Daniele Roccato lernte Stefano Scodanibbio im Jahre 2008 in Paris kennen, wo die beiden italienischen Bassisten auf demselben Festival auftraten. Scodanibbio spielte dort seine “Voyage That Never Ends”. “Für mich war das eine Offenbarung”, so Roccato im Booklet zu dem gerade bei ECM New Series erschienenen Album “Alisei”. “Die Performance eines Schamanen, der eine beispiellose Klangwelt hervorrief.” 2010 erfährt Roccato, dass Scodanibbio an der schweren Krankheit ALS leidet und nicht länger Kontrabass spielen kann.
Doch Scodanibbio hat noch eine Mission. Er möchte alle klanglichen Neuerungen, die er dem Kontrabass abringen konnte, in einem Werk bündeln. Er komponiert sein Oktett für acht Kontrabässe, und Roccato steht ihm dabei zur Seite und arbeitet an der Notierung mit.
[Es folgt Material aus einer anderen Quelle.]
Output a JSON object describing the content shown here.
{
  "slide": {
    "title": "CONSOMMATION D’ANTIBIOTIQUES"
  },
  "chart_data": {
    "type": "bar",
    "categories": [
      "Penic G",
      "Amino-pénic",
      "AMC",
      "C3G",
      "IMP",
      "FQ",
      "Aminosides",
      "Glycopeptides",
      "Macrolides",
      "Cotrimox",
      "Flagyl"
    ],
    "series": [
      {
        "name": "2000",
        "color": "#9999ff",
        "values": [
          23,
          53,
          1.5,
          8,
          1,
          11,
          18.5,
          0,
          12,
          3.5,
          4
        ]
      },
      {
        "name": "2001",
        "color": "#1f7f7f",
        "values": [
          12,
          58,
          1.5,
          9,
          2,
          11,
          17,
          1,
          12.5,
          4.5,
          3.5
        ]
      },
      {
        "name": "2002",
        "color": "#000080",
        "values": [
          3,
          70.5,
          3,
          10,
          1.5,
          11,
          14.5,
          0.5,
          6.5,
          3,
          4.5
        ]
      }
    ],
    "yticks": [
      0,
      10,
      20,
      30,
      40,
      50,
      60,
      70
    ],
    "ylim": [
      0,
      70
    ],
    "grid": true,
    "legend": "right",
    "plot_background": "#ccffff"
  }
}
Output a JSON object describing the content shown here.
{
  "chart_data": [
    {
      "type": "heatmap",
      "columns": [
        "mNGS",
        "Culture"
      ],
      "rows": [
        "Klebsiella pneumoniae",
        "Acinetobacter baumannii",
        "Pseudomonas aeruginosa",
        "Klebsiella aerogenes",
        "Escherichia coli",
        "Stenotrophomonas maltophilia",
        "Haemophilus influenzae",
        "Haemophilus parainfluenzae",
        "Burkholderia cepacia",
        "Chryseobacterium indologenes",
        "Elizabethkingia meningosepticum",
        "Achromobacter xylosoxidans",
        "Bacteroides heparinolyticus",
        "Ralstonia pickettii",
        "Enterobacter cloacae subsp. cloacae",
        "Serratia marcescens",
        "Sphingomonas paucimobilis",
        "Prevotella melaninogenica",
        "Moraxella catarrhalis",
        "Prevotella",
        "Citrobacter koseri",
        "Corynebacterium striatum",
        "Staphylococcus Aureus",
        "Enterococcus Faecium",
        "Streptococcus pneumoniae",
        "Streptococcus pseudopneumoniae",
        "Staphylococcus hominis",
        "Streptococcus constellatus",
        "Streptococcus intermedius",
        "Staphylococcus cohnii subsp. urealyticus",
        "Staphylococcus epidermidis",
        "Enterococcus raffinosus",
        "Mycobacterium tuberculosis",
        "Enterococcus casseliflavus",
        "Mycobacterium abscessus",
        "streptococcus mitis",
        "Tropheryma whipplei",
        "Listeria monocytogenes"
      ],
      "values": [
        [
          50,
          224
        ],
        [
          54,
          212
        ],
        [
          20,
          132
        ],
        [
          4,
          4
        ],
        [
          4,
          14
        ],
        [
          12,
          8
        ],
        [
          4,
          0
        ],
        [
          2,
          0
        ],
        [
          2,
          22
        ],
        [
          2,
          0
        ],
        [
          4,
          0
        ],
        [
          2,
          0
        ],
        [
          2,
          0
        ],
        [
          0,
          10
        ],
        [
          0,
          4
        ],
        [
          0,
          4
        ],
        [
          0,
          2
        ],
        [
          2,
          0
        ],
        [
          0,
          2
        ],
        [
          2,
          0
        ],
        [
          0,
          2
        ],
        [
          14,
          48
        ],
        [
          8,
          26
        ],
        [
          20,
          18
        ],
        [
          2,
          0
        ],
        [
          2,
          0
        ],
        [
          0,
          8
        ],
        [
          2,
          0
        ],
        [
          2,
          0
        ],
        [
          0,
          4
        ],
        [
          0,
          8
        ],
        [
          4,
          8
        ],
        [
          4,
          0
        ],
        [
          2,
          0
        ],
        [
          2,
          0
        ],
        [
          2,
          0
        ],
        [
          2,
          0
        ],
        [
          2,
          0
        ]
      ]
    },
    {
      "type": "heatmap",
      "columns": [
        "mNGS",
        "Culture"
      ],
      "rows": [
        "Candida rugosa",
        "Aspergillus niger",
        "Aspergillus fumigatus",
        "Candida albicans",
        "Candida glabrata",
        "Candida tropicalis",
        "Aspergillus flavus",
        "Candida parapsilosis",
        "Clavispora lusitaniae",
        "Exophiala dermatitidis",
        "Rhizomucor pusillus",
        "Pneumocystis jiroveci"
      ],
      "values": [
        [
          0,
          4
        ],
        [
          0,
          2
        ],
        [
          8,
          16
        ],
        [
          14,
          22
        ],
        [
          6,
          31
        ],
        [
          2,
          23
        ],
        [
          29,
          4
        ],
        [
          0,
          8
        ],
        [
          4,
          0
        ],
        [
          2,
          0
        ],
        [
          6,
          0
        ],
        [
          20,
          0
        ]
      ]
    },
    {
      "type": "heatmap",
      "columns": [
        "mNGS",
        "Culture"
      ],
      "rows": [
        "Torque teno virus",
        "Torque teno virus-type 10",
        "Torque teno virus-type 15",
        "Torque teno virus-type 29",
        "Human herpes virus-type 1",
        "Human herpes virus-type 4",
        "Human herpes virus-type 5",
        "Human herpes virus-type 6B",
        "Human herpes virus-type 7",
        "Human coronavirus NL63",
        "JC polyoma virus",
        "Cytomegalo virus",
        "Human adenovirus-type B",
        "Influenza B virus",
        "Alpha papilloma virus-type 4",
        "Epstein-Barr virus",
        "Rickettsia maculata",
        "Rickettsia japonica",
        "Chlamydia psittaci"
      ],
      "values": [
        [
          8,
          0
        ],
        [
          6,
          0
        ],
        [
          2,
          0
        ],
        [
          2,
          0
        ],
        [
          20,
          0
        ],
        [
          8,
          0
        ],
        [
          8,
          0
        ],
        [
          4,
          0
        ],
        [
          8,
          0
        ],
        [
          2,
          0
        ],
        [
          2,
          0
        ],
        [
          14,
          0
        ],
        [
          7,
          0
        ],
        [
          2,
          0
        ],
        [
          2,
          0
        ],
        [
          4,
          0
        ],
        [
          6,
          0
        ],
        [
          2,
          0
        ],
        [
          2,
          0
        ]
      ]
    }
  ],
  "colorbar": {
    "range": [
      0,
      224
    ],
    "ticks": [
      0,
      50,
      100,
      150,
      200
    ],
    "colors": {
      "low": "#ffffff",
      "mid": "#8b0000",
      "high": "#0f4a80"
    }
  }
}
Jetzt erklingt dieses Werk, das als musikalisches Vermächtnis von Stefano Scodanibbio gelten kann, in einer Welterstveröffentlichung. Daniele Roccato hat es gemeinsam mit Ludus Gravis aufgenommen, dem Ensemble, das die befreundeten Bassisten gemeinsam gründeten.    

Psychedelische Grenzgänge: Daniele Roccato und Ludus Gravis    

Das Stück klingt wie ein Rausch. Es variiert zwischen psychedelisch anmutenden, poetisch suchenden und schroff-abweisenden Stimmungen. Auf gedehnte hohe Töne mit lyrischer Aura folgen knarrende Geräusche, die sich wie bohrende Nachfragen ausnehmen. Mehr als vierzig besondere Bass-Techniken verlangt das Werk, das durch seine schier unendliche Fülle an Klangfarben und Geräuschnuancen in Bann zu ziehen vermag.
Das gilt für die Solostücke des Albums, die Daniele Roccato in meditative, aber auch in jazzig-improvisatorisch anmutende Gefilde abtauchen lassen, nicht minder intensiv. Behutsam tastende Momente entfaltet schließlich “Da una certa nebbio” für zwei Kontrabässe. Wie das Oktett, so erklingt auch das Kontrabass-Duo auf dem Album von Daniele Roccato in einer Welterstveröffentlichung.